Et pour cause. Alors que la Russie veut relancer son industrie, et donc a besoin d’ingénieurs. Alors que la Russie prétend à la souveraineté, notamment intellectuelle, elle a donc besoin d’une population éduquée, capable de faire front à la propagande globaliste. 

Afin de réaliser ces buts, Vladimir Poutine demande de réduire (encore) les devoirs scolaires, alors qu’il n’y en a déjà presque plus et les contrôles des connaissances, qui sont, eux-mêmes aussi, déjà réduits à peau de chagrin. Ne fatiguons pas trop les petits choux … 

En 2014, alors que la France s’était déjà fourvoyée depuis longtemps dans cette voie avec les résultats que l’on connaît, elle regardait avec admiration vers la Russie et la Chine, où les élèves travaillaient encore. Les études prouvant que les élèves, qui travaillaient à la maison, avaient évidemment de meilleurs résultats à l’école. Quelle surprise … 

En revanche, la critique était portée sur les inégalités sociales : tout le monde n’a pas le même environnement familial et social pour grandir. Cela aussi est une surprise … Donc, il faut niveler vers le bas, pour que tous les enfants soient égaux dans la bêtise. Ne donner une chance à personne. A part quelques écoles, mais cela ne concerne pas le bon peuple.

Quels que soient les discours patriotiques en Russie, rien n’y fait. L’école est toujours la cible privilégiée des globalistes russes, qui se sont entre temps évidemment rebaptisés patriotes, mais qui ne l’est pas aujourd’hui ? Seulement, tous n’ont manifestement pas la même patrie …

Et la Russie s’aligne sur le mouvement globaliste du laissons les pôv petits tranquilles avec tout ce travail. La Chine adopte une loi pour réduire les dévoirs scolaires. La Suisse espère pouvoir mettre à bas l’école grâce à la destructuration covidienne, en surfant sur la lutte contre les inégalités scolaires. Produisons tous des idiots, ils seront heureux, semble être la ligne générale. D’ailleurs au Québec, on lutte contre les devoirs scolaires … pour permettre de réduire les tensions familliales. What else ?

Tous ces pays ont baissé pavillon devant la globalisation, où ils se sont dilués. Mais que vient faire la Russie dans cette danse macabre après deux années de guerre civilisationnelle ouverte ? Introduire le drapeau et l’hymne dans toutes les écoles du pays ne sera pas suffisant pour produire des patriotes, c’est-à-dire qui personnes qui aiment et respectent leur pays en toute conscience et connaissance, cela produira simplement des idiots qui chanteront l’hymne national. 

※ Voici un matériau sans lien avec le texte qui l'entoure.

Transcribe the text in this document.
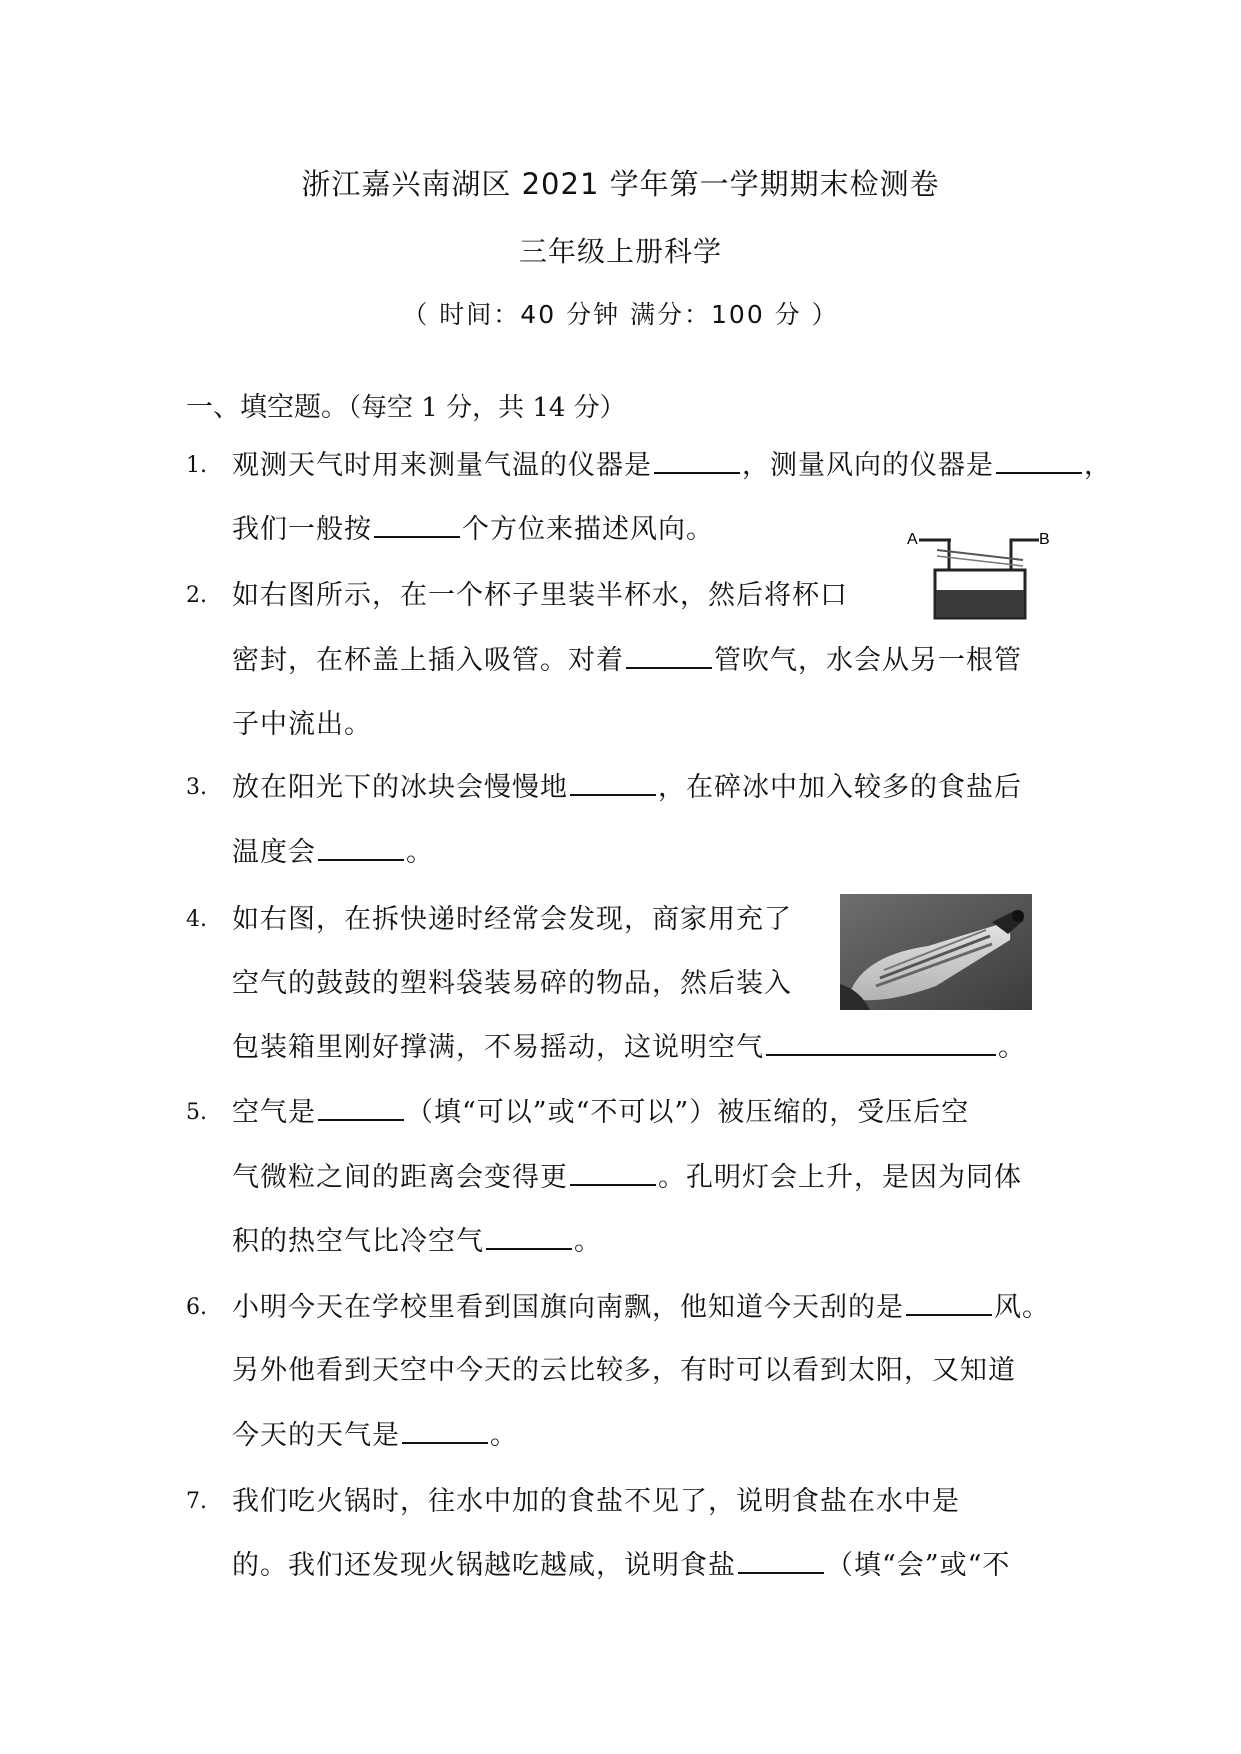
浙江嘉兴南湖区 2021 学年第一学期期末检测卷
三年级上册科学
（ 时间：40 分钟 满分：100 分 ）
一、填空题。（每空 1 分，共 14 分）
1. 观测天气时用来测量气温的仪器是	，测量风向的仪器是	，
我们一般按	个方位来描述风向。
2. 如右图所示，在一个杯子里装半杯水，然后将杯口
密封，在杯盖上插入吸管。对着	管吹气，水会从另一根管
子中流出。
A	B
3. 放在阳光下的冰块会慢慢地	，在碎冰中加入较多的食盐后
温度会	。
4. 如右图，在拆快递时经常会发现，商家用充了
空气的鼓鼓的塑料袋装易碎的物品，然后装入
包装箱里刚好撑满，不易摇动，这说明空气	。
5. 空气是	（填“可以”或“不可以”）被压缩的，受压后空
气微粒之间的距离会变得更	。孔明灯会上升，是因为同体
积的热空气比冷空气	。
6. 小明今天在学校里看到国旗向南飘，他知道今天刮的是	风。
另外他看到天空中今天的云比较多，有时可以看到太阳，又知道
今天的天气是	。
7. 我们吃火锅时，往水中加的食盐不见了，说明食盐在水中是
的。我们还发现火锅越吃越咸，说明食盐	（填“会”或“不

Cette année, les quatre cinquièmes des étudiants de première année à la faculté de droit de l’Université d’Etat de Moscou ont été incapables de valider leurs matières du premier coup. Il y a une dizaine d’année, la proportion était d’un tiers … Ces résultats donnent l’alerte, parce qu’à la différence d’autres établissements supérieurs, celui-ci ne s’est pas «adapté» : il n’y a pas revue à la baisse des exigences, ni transfiguration des examens en «projets personnels». En sortant de l’école russe aujourd’hui, la majorité des jeunes sont inadaptés à l’Université, que ce soit au niveau de leur culture générale, de la méthodologie ou du rapport hiérarchique.

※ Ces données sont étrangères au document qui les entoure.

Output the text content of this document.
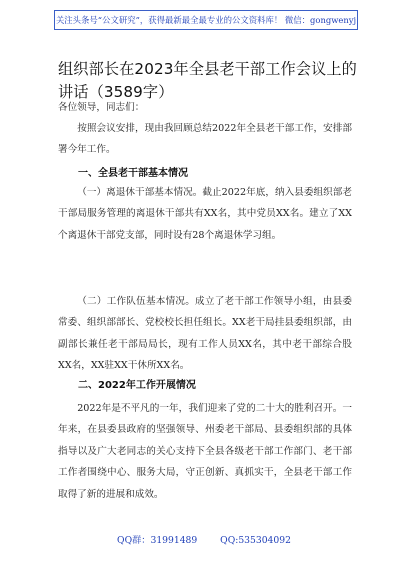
关注头条号“公文研究”，获得最新最全最专业的公文资料库！ 微信：gongwenyj
组织部长在2023年全县老干部工作会议上的讲话（3589字）
各位领导，同志们：
按照会议安排，现由我回顾总结2022年全县老干部工作，安排部署今年工作。
一、全县老干部基本情况
（一）离退休干部基本情况。截止2022年底，纳入县委组织部老干部局服务管理的离退休干部共有XX名，其中党员XX名。建立了XX个离退休干部党支部，同时设有28个离退休学习组。
（二）工作队伍基本情况。成立了老干部工作领导小组，由县委常委、组织部部长、党校校长担任组长。XX老干局挂县委组织部，由副部长兼任老干部局局长，现有工作人员XX名，其中老干部综合股XX名，XX驻XX干休所XX名。
二、2022年工作开展情况
2022年是不平凡的一年，我们迎来了党的二十大的胜利召开。一年来，在县委县政府的坚强领导、州委老干部局、县委组织部的具体指导以及广大老同志的关心支持下全县各级老干部工作部门、老干部工作者围绕中心、服务大局，守正创新、真抓实干，全县老干部工作取得了新的进展和成效。
QQ群：31991489 QQ:535304092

A ce rythme-là, quelle sera la société de la prochaine génération ? Tout ne peut toujours être ludique, facile, sans effort. Si l’on ne réintroduit pas la culture de l’effort dans l’enseignement, si l’on ne restaure pas la systématicité des connaissances fondamentales à l’école, aucune bataille sur le front ne permettra de sauver le pays. Il aura déjà disparu, ne sera plus qu’une parodie de lui-même.